Tracking Information
First Submitted Date January 18, 2017
First Posted Date January 24, 2017
Last Update Posted Date September 17, 2019
Actual Study Start Date August 20, 2018
Estimated Primary Completion Date June 2021   (Final data collection date for primary outcome measure)
Current Primary Outcome Measures
 (submitted: January 22, 2019)
Sequencing of the Hereditary Angioedema Disease Type 1 related gene [ Time Frame: 4 weeks ]
Next-Generation Sequencing (NGS) of the SERPING1 gene will be performed. The mutation will be confirmed by Sanger sequencing.
Original Primary Outcome Measures
 (submitted: January 23, 2017)
The diagnosis of hereditary angioedema disease type 1 measured by sequencing of hereditary angioedema disease type 1 [ Time Frame: 36 months ]
Change History Complete list of historical versions of study NCT03029728 on ClinicalTrials.gov Archive Site
Current Secondary Outcome Measures
 (submitted: January 22, 2019)
The hereditary angioedema disease type 1 specific biomarker candidates finding [ Time Frame: 24 months ]
The quantitative determination of small molecules (molecular weight 150-700 kD, given as ng/μl) within a dried blood spot sample will be validated via liquid chromatography multiple reaction-monitoring mass spectrometry (LC/MRM-MS) and compared with a merged control cohort. The statistically best validated molecule will be considered as a disease specific biomarker.
Original Secondary Outcome Measures
 (submitted: January 23, 2017)
Number of correct identified patients with hereditary angioedema disease type 1 disease [ Time Frame: 36 months ]
Current Other Pre-specified Outcome Measures Not Provided
Original Other Pre-specified Outcome Measures Not Provided
 
Descriptive Information
Brief Title Biomarker for Hereditary Angioedema Disease Type 1 (BioHAE)
Official Title Biomarker for Hereditary Angioedema Disease Type 1 - An International, Multicenter, Epidemiological Protocol
Brief Summary Development of a new MS-based biomarker for the early and sensitive diagnosis of hereditary angioedema disease type 1 from the blood
Detailed Description

Hereditary angioedema is a rare inherited disorder characterized by recurrent episodes of the accumulation of fluids outside of the blood vessels, blocking the normal flow of blood or lymphatic fluid and causing rapid swelling of tissues in the hands, feet, limbs, face, intestinal tract, or airway. Usually, this swelling is not accompanied by itching, as it might be with an allergic reaction. Swelling of the gastrointestinal tract leads to cramping. Swelling of the airway may lead to obstruction, a potentially very serious complication. These symptoms develop as the result of deficiency or improper functioning of certain proteins that help to maintain the normal flow of fluids through very small blood vessels (capillaries).

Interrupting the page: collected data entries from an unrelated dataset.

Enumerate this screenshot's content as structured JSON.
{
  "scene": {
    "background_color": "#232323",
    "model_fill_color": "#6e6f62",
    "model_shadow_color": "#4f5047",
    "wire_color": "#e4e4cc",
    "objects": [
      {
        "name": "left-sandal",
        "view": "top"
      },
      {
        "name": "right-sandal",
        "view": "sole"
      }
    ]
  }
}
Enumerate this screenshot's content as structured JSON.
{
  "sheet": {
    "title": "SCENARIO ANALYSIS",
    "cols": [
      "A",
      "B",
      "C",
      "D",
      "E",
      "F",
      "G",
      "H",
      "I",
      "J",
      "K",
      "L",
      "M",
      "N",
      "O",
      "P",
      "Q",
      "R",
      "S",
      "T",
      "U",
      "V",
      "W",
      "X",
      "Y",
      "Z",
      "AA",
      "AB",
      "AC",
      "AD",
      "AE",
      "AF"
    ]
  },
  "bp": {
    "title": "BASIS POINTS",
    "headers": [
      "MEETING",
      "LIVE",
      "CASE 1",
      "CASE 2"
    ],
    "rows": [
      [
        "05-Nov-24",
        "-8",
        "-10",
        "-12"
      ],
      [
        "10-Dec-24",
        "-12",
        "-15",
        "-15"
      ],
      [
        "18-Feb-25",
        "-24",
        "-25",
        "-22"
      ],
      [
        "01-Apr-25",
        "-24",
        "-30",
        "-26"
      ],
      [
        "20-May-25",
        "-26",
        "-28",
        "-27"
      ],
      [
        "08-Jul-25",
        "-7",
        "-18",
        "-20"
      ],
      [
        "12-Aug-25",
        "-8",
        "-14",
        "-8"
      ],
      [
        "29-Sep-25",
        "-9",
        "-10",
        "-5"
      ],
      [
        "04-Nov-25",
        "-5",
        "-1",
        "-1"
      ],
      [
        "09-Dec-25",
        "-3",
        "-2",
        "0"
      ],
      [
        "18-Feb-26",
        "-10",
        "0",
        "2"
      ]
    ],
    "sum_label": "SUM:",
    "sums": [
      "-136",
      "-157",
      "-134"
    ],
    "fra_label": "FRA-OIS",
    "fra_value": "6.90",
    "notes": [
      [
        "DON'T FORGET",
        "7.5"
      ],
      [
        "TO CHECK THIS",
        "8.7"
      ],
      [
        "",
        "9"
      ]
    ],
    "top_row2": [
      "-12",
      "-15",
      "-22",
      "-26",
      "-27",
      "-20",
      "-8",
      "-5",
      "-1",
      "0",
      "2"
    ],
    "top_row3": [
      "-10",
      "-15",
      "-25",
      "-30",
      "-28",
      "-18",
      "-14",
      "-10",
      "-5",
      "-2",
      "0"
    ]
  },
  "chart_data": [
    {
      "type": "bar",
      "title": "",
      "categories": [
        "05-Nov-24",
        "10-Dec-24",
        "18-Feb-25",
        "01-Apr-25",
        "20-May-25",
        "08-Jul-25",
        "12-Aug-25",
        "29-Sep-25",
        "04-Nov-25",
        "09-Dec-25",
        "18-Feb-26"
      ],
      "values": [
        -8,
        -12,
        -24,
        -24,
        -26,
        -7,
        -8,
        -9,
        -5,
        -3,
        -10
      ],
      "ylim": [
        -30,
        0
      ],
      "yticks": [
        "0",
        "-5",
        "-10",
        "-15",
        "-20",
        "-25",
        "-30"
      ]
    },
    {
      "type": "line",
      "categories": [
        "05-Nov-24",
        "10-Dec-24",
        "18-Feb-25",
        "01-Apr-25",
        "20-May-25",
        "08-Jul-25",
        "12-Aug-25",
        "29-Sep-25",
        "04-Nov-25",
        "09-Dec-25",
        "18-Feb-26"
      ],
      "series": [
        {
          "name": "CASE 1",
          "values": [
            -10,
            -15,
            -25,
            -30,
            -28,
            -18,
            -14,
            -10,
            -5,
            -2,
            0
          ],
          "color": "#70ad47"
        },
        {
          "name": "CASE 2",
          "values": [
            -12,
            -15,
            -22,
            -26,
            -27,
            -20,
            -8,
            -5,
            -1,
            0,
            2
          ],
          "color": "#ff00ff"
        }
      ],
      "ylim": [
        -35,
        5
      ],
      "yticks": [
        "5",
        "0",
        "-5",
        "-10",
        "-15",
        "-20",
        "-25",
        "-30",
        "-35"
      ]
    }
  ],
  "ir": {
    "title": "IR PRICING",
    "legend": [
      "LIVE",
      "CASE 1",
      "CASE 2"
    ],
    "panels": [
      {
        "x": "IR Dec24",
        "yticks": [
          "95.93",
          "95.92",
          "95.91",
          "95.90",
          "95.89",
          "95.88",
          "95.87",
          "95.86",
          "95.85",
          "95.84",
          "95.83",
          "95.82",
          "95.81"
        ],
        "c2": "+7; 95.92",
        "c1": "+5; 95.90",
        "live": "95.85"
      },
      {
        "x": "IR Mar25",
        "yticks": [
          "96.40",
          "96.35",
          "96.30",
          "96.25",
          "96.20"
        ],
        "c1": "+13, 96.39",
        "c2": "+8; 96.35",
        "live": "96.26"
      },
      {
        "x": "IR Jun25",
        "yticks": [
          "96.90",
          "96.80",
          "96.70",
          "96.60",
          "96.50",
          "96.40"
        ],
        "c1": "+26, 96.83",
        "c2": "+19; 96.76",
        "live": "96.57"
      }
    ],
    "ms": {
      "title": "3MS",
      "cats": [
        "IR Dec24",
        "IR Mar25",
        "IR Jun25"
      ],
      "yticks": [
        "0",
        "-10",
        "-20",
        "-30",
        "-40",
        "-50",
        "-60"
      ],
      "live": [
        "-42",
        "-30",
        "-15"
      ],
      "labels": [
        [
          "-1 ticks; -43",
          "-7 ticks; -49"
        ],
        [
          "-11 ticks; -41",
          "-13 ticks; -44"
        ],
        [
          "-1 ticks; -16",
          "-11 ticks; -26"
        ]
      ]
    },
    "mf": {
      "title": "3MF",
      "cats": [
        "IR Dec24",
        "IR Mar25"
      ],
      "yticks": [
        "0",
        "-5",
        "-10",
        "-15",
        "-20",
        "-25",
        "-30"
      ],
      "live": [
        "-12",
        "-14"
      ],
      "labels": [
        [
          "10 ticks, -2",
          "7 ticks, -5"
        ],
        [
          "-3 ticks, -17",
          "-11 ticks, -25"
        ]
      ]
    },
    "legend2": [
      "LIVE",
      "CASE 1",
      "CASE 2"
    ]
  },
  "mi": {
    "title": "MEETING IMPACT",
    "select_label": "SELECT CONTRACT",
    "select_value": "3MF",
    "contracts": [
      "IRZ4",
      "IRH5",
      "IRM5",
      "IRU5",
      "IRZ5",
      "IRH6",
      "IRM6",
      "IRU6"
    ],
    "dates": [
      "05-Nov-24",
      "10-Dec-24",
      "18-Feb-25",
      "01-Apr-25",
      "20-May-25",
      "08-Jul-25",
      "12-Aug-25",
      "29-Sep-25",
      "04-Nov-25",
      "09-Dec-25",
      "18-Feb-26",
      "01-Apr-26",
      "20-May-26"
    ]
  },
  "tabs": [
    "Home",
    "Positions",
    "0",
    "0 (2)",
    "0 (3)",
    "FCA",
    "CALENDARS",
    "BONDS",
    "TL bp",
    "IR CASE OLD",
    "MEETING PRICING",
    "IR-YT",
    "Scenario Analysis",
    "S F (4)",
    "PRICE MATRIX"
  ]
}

In some cases, fluid may accumulate in other internal organs. The severity of the disease varies greatly among affected individuals. The most common form of the disorder is hereditary angioedema type I, which is the result of abnormally low levels of certain complex proteins in the blood (C1 esterase inhibitors), known as complements. They help to regulate various body functions.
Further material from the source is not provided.